# Help with matrix form of the imaginary unit, i

by powerof
Tags: form, imaginary, matrix, unit
 P: 25 While investigating more about complex numbers today I ran across the 2x2 matrix representation of a complex number, and I was really fascinated. You can read what I read here. As I understand it, you write z in its binomial form but instead of "1" you use the identity matrix, I, and for i you use a matrix m such that $M^2=-I$, like with the more usual definition of i. $z =x\cdot 1+y\cdot 1 \cdot i\sim z=x\cdot \begin{bmatrix}1 &0 \\ 0 & 1\end{bmatrix} +y\cdot \begin{bmatrix}1 &0 \\ 0 & 1\end{bmatrix} \begin{bmatrix}0 &-1 \\ 1 & 0\end{bmatrix}=\begin{bmatrix}x &0 \\ 0 & x\end{bmatrix} +\begin{bmatrix}0 &-y \\ y & 0\end{bmatrix}=\begin{bmatrix}x &-y \\ y & x\end{bmatrix}$ In the "normal" way (the one you learn first, at least in my case) i is defined as follows: $i^{2}=-1$, the positive solution to the equation $x^2+1=0$. This equation has two solutions, and by convention i is the positive one.
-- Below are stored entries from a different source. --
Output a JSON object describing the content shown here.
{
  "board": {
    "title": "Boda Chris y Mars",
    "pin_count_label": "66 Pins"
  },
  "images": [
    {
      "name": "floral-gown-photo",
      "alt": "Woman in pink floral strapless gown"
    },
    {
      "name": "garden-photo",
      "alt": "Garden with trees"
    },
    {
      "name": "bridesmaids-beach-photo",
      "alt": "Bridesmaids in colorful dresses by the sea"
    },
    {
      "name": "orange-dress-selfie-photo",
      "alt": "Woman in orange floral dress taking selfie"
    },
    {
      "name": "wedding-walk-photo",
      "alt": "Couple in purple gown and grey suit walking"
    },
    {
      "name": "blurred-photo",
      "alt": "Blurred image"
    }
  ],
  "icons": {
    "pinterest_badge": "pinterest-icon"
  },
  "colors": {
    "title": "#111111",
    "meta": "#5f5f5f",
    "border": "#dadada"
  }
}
If we try to solve $M^2=-I$, then we get infinite possibilites: $M^2=-I \Rightarrow -\begin{bmatrix}1 &0 \\ 0 &1 \end{bmatrix}=\begin{bmatrix}a &b \\ c&d \end{bmatrix}\begin{bmatrix} a&b \\ c&d \end{bmatrix}=\begin{bmatrix}a^2+bc &b(a+d) \\ c(a+d)& d^2+bc \end{bmatrix}\Rightarrow \left\{\begin{matrix}a^2+bc=-1 \\ d^2+bc=-1 \\ b(a+d)=0 \\ c(a+d)=0 \end{matrix}\right.$ There aren't just 2 solutions now. Why is the matrix $\begin{bmatrix} 0& -1\\ 1&0 \end{bmatrix}$ chosen over any of the rest of the matrices that satisfy m^2=-I? What is so convenient about that form over any other? Perhaps i isn't defined only as the solution to m^2=-I, but if so, what am I missing? Thank you for reading.